What are the ethical implications of collecting political tweets?
“But,” she says, “there were implications that we had to consider.” Is it ethical to collect tweets without permission? What about the deleted tweets—does it make a difference if they were deleted by a government or by the original author?
The project ballooned, and Truong and her fellow students, Kali Braden, Alexander Herd and Brian Lau, ended up creating a comprehensive proposal. They set out guidelines for capturing social media posts that take copyright and ethical issues into account (for example, librarians could store data in a so-called “dark archive” and only give access to professors for educational use). They suggested universities like U of T hire a dedicated librarian to capture political tweets. And they proposed the creation of an institution called PARC—Political Archive—that could hold social media posts from around the world, documenting, unsanitized, how politics unfold in real time.
“We interviewed U of T librarians—copyright librarian Bobby Glushko and government librarians Sam-chin Li and Nich Worby,” says Truong. “They helped us work out the issues.”
How scholarships supported an important proposal
The team have presented their idea at library conferences, submitted a paper to academic journals, and applied for a grant to do more research.
The hours Truong dedicated to the project are all the more impressive because she was simultaneously fast-tracking her degree. “I knew I needed to make money quicker, to help my parents at home,” she says. “I took five courses in the winter semester and three over the summer, so I could finish a term early.”

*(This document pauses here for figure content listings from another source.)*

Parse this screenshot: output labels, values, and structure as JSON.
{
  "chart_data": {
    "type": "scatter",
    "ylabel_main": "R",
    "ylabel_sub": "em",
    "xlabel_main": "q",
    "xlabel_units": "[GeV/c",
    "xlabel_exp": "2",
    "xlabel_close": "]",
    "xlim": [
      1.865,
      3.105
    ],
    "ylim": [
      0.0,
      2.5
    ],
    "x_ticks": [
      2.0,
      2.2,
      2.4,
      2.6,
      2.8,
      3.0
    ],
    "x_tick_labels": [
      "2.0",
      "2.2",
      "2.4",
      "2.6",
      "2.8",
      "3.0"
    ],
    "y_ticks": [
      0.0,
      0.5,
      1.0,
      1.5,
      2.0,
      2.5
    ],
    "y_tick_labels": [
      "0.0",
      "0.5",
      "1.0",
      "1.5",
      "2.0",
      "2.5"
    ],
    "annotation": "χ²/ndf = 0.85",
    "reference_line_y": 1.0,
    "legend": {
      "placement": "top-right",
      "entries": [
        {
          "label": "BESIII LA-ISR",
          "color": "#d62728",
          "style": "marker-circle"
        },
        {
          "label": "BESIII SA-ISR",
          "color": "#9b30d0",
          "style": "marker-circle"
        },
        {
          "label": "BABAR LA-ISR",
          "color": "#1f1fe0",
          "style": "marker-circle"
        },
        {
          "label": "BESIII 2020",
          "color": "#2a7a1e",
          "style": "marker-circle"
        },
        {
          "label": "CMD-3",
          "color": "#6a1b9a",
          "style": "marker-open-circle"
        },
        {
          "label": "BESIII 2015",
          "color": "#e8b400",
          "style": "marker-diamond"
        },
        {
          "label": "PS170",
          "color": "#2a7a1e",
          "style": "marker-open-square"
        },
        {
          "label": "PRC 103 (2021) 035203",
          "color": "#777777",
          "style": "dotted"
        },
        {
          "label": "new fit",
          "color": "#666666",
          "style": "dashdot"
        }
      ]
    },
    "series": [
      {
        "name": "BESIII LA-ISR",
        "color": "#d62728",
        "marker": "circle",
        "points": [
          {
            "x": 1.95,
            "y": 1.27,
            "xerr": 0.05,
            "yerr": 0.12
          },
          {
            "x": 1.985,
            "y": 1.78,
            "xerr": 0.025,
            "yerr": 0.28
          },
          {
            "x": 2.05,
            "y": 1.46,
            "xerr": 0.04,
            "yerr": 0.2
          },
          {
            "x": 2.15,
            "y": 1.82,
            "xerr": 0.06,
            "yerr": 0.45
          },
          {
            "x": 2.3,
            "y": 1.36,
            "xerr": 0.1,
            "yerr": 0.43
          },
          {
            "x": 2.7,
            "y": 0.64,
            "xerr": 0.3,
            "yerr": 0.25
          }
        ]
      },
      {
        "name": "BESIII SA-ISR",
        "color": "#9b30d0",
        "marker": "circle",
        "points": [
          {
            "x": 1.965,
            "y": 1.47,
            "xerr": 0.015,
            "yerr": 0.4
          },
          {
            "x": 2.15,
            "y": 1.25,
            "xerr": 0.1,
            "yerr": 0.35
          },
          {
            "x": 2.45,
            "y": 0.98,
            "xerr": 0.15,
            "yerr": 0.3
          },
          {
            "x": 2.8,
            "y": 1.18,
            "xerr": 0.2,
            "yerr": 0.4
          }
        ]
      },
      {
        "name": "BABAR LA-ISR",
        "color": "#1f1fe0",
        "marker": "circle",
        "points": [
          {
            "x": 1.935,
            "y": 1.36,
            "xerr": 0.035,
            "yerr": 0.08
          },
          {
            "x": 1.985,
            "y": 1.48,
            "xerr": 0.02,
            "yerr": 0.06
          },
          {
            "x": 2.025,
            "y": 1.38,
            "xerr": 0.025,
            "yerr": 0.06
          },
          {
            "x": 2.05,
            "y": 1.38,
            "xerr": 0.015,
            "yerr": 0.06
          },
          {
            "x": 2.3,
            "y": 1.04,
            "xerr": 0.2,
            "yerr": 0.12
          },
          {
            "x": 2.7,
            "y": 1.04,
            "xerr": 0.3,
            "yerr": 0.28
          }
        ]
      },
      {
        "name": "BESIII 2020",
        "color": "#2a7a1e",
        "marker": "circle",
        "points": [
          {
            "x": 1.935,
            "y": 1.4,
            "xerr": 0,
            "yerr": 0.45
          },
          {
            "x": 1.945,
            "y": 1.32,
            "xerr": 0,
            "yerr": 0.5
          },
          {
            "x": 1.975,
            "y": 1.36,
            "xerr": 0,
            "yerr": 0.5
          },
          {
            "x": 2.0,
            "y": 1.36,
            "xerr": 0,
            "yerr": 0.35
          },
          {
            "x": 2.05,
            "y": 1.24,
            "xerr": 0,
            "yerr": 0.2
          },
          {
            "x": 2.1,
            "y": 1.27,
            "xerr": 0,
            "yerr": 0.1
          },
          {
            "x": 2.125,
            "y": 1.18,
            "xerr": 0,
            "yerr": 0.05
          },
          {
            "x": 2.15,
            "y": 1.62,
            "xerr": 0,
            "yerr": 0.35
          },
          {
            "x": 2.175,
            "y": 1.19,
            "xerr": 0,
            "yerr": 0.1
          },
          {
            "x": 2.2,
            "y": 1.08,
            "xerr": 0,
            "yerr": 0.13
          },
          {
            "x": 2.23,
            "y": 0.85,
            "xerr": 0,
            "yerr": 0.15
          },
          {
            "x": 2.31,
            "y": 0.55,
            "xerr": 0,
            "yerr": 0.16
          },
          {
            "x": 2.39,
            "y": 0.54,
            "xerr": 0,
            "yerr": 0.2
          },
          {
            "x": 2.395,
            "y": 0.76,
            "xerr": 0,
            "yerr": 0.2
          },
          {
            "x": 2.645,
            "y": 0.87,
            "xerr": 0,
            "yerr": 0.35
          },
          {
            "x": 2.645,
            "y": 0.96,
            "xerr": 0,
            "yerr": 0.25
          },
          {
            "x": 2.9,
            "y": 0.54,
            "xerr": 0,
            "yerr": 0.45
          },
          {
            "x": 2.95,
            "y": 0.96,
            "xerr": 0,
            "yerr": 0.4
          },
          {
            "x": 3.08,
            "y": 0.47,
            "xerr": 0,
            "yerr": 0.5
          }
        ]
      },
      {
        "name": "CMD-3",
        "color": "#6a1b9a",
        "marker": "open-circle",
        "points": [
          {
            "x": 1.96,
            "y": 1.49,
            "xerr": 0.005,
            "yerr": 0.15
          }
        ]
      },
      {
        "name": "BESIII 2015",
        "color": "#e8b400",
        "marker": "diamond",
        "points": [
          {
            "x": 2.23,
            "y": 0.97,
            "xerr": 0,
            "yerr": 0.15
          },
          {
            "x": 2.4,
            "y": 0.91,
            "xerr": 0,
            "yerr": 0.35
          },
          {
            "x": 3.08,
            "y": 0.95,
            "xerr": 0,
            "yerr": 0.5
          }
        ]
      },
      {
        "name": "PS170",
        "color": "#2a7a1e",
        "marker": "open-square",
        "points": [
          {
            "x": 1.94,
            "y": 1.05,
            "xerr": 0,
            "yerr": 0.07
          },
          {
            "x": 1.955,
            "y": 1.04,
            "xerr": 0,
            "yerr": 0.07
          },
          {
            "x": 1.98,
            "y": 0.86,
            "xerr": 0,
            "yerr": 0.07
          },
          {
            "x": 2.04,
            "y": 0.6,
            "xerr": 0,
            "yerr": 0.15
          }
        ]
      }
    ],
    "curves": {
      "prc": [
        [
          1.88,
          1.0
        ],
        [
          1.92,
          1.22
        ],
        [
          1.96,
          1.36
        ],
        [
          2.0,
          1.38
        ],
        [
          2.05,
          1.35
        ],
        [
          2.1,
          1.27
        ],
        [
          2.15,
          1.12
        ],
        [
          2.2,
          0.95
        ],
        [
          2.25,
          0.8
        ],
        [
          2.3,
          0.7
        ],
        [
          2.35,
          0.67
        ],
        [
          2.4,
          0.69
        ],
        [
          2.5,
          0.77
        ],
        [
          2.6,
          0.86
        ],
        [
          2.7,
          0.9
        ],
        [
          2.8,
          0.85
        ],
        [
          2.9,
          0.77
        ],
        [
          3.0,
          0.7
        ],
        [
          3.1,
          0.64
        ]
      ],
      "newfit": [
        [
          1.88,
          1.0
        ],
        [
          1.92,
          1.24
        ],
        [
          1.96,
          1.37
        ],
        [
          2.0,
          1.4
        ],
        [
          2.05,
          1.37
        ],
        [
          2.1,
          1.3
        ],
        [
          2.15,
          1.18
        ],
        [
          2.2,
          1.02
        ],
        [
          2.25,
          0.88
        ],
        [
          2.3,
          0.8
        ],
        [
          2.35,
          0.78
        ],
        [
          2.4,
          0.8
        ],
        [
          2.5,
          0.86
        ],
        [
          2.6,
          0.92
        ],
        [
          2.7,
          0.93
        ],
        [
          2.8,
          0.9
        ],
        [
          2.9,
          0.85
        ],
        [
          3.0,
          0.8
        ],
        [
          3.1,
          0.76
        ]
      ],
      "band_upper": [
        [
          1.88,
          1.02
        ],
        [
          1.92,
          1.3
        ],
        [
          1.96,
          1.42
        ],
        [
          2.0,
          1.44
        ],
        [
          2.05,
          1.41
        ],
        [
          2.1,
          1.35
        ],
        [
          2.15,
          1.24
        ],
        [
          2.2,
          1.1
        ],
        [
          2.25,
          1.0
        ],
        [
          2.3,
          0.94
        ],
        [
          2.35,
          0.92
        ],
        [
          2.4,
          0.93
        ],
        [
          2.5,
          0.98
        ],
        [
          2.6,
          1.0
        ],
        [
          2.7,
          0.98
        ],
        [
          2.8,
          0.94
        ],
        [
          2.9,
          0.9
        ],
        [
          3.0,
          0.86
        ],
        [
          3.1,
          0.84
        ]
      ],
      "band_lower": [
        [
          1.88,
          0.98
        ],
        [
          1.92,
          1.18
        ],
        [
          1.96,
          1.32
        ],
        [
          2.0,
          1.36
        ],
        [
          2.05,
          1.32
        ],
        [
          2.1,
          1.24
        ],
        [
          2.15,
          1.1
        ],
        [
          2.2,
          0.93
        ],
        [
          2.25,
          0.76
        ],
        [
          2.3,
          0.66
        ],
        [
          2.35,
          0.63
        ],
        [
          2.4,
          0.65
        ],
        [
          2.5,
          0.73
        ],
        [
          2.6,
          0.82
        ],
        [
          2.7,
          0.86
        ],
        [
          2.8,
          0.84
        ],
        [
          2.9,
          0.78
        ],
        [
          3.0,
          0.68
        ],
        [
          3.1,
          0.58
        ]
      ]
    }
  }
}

Scholarships were key for Truong, who was awarded the Florence Partridge Scholarship and the Paul Chan Po Sum and Rose Chan Wong Chi Chiu Memorial Bursary during her studies. “I had to decrease the hours I worked at my job when I started school,” she explains. “I was worried I wasn’t able to pay my tuition, but the scholarship covered the portion that I was worried about. It released a lot of my stress.”
Why studying tweets builds global connections
She also balanced her heavy workload with intramural volleyball, and by helping the U of T chapter of Librarians without Borders raise funds to stock libraries in Guatemala. Now that she’s graduated, Truong hopes to include public education in her future librarian jobs. “I want to work in a public library for sure,” she says. “I like the sense of outreach and I like the sense of program.”
The PARC project played a part in solidifying her interest in outreach projects. “It helped me to really think about people’s perspective from around the world,” she says. “When we just hear the news, we don’t know what people are feeling and what they’re going through. If we can capture these tweets, we’ll be able to see the exact moments.”